Dakota Russell, executive director of the Heart Mountain Wyoming Foundation, said while the camp closed at war's end, many families who had lost everything they owned after relocation decided to stay in Wyoming.

"We should, of course, take away the lessons that we need to learn about injustice, and about standing up for democracy, that we can take away from this story," Russell stated. "But we should also celebrate this community and the contributions they made to the history of our state at the same time."

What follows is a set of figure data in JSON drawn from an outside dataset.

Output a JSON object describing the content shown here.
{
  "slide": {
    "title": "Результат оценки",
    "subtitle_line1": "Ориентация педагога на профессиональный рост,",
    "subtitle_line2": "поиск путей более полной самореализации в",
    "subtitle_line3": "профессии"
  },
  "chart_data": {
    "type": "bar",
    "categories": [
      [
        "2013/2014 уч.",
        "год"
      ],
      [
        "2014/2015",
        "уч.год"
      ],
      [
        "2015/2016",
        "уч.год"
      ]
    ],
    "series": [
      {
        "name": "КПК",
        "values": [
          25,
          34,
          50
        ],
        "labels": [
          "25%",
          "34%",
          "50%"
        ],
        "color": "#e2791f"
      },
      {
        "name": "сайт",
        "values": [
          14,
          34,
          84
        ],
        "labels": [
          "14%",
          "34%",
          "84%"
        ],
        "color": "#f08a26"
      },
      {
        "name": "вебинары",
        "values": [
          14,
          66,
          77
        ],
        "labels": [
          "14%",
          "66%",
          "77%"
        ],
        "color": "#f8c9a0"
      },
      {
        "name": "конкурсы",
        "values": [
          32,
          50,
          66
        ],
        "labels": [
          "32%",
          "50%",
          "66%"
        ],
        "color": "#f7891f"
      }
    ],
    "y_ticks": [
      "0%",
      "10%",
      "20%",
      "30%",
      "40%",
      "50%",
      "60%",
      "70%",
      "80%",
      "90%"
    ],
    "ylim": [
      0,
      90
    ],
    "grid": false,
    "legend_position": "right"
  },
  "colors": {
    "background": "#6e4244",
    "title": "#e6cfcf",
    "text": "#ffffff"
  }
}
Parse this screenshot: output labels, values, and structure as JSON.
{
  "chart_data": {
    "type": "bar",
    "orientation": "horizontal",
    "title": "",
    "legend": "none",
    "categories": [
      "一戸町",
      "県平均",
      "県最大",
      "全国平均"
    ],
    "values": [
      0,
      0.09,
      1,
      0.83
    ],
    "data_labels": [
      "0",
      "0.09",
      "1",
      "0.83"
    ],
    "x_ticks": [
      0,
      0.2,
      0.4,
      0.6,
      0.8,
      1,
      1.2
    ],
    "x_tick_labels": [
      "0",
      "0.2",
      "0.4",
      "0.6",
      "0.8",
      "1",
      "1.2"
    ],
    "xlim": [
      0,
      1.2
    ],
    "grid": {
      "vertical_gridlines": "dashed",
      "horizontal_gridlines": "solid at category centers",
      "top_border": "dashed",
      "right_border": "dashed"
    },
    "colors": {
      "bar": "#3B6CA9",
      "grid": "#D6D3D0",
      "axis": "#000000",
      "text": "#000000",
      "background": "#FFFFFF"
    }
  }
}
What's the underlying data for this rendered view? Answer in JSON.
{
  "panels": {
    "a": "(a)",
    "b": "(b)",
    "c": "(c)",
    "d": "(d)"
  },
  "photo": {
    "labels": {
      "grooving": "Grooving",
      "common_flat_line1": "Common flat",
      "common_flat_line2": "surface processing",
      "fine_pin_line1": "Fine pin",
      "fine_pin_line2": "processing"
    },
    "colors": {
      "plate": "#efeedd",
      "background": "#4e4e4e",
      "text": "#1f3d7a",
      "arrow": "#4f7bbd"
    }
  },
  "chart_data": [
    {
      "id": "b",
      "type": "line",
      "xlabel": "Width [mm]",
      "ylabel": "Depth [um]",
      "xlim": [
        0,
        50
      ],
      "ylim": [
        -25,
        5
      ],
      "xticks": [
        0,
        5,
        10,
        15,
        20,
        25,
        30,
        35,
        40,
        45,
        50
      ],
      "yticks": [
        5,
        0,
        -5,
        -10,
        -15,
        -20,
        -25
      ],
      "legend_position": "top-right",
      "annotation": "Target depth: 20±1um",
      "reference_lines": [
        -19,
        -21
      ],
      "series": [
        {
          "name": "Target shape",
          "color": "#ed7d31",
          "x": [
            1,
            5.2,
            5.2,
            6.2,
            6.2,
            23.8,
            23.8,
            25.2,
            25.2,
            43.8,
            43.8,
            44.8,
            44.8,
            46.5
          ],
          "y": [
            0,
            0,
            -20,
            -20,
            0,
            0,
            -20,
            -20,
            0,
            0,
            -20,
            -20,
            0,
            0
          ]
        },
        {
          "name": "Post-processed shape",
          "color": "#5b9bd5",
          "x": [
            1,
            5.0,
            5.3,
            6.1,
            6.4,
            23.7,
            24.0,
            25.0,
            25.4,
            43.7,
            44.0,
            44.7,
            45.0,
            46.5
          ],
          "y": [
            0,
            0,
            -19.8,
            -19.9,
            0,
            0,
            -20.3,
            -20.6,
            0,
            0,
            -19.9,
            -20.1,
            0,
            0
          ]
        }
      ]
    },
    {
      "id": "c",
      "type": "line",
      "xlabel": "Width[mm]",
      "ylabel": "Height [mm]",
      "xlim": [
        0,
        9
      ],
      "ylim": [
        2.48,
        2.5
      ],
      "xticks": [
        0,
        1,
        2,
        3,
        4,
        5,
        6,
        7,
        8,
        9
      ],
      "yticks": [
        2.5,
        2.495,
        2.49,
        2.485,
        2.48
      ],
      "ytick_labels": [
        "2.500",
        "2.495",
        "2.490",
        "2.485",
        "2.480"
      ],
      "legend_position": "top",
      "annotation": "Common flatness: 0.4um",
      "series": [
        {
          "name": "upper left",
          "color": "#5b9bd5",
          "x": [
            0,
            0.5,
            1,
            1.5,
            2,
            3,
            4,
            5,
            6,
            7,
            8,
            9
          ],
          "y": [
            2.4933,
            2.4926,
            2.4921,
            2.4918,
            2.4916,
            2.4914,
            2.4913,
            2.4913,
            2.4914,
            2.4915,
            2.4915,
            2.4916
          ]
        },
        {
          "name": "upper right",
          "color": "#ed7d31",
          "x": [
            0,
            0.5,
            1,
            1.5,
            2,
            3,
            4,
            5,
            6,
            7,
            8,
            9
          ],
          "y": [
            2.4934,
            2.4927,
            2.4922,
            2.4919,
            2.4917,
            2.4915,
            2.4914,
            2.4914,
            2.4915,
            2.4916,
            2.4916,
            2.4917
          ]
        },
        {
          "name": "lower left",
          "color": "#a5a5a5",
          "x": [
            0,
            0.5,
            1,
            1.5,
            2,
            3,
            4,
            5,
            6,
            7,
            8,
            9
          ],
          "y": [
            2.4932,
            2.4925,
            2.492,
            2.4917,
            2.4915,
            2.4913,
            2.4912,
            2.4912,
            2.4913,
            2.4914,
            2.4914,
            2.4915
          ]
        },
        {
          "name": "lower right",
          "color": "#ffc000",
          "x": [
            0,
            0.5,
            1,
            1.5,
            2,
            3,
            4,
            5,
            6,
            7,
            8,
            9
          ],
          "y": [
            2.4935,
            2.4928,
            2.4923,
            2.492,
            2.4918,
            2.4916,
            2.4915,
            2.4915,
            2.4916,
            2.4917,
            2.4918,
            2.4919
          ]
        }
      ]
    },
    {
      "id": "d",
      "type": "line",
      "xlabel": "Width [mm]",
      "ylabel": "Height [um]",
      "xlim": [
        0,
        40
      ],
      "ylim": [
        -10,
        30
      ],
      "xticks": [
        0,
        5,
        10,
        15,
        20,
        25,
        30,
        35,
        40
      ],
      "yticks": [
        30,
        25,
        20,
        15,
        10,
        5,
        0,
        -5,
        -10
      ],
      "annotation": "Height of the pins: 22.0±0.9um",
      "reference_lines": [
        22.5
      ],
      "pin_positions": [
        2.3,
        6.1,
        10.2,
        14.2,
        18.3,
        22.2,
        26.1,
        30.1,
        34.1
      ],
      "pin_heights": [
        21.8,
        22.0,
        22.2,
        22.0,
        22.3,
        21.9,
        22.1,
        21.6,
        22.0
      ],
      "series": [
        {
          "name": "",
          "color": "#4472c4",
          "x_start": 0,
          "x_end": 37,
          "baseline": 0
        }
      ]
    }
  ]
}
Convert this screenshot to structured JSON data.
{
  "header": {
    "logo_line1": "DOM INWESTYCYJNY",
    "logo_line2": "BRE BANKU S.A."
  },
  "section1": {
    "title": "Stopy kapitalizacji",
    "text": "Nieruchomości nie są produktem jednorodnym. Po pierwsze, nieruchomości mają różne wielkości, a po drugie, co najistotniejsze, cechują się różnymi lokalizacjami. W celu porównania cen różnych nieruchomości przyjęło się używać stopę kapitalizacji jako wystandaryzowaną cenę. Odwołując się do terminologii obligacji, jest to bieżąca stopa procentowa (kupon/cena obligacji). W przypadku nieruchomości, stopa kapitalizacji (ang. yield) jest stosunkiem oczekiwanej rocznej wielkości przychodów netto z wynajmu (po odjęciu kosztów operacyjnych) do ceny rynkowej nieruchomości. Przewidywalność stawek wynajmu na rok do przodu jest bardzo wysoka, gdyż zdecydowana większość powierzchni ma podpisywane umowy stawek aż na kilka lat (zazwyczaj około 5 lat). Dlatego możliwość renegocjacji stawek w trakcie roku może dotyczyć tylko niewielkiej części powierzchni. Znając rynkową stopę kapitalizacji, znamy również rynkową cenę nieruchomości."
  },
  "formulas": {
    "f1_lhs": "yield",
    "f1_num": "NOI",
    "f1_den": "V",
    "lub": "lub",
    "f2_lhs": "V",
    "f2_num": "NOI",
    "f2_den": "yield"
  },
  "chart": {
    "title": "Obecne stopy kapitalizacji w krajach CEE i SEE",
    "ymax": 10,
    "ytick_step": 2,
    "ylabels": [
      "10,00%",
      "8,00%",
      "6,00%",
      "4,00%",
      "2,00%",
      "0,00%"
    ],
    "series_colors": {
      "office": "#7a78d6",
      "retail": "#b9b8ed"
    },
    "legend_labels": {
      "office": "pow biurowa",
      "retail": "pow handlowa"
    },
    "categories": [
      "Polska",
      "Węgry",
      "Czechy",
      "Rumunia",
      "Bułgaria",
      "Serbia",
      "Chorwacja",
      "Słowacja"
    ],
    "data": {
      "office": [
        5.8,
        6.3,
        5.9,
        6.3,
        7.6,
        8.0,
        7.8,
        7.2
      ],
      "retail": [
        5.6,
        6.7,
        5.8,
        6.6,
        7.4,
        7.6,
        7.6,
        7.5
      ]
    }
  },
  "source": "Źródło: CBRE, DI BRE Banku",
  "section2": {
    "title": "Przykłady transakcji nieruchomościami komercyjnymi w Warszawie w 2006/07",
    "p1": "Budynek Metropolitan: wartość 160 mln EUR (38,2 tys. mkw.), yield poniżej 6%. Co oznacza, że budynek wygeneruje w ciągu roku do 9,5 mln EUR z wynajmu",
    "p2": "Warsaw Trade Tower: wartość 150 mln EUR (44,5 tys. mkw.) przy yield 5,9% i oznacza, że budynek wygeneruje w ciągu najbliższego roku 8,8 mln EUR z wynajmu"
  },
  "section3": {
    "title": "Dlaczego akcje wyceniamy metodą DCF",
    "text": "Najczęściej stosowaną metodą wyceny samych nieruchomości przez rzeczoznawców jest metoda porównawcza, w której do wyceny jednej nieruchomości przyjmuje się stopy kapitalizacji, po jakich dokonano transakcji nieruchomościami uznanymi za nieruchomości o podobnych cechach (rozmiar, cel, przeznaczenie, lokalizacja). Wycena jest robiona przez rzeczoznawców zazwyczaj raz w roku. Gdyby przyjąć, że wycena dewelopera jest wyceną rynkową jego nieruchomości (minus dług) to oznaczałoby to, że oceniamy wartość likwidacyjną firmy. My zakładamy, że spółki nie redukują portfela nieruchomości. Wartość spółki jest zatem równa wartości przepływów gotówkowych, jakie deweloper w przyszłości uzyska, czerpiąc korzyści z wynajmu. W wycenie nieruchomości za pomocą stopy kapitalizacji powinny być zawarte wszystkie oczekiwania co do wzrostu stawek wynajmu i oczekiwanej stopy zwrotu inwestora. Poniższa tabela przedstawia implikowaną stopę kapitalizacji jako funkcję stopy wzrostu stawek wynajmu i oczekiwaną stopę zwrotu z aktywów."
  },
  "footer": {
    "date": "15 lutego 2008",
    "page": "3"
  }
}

Widespread misinformation campaigns claimed, without evidence, that Japanese Americans could not be trusted, and cast many as enemy spies. Surrounded by nine towers guarded by armed military police, the camp's 10,000 residents operated their own hospital, grew their own food, and built irrigation systems that continue to provide a lifeline to the area's farms and ranches.

Alan O'hashi's family was already living, by choice, in a vibrant but little known Japanese American community in downtown Cheyenne when relocations to Heart Mountain were under way.

O'hashi, an author and filmmaker, said his PBS Special "Beyond Heart Mountain" is in part a response to the high levels of anti-Asian racism during World War II, and most recently after COVID was dubbed the Chinese Flu.

"Hearing stories from people different from yourself, and trying to understand those histories, enables more civil relationships," O'hashi explained. "So that we're not basing our attitudes on preconceived stereotypes or preconceived ideas."

Heart Mountain's original barracks, after the government sold them off for one dollar each, continue to be used across Wyoming. Russell's group has recovered one, which will be open to visitors once it's been restored. Russell said there's a distinct power of place when you get to stand on the same ground where people's lives were changed forever.

"There's something about walking around the site," Russell noted. "There's something about walking into that barrack that we're restoring that really evokes that place in time in a way that you can't get from any book."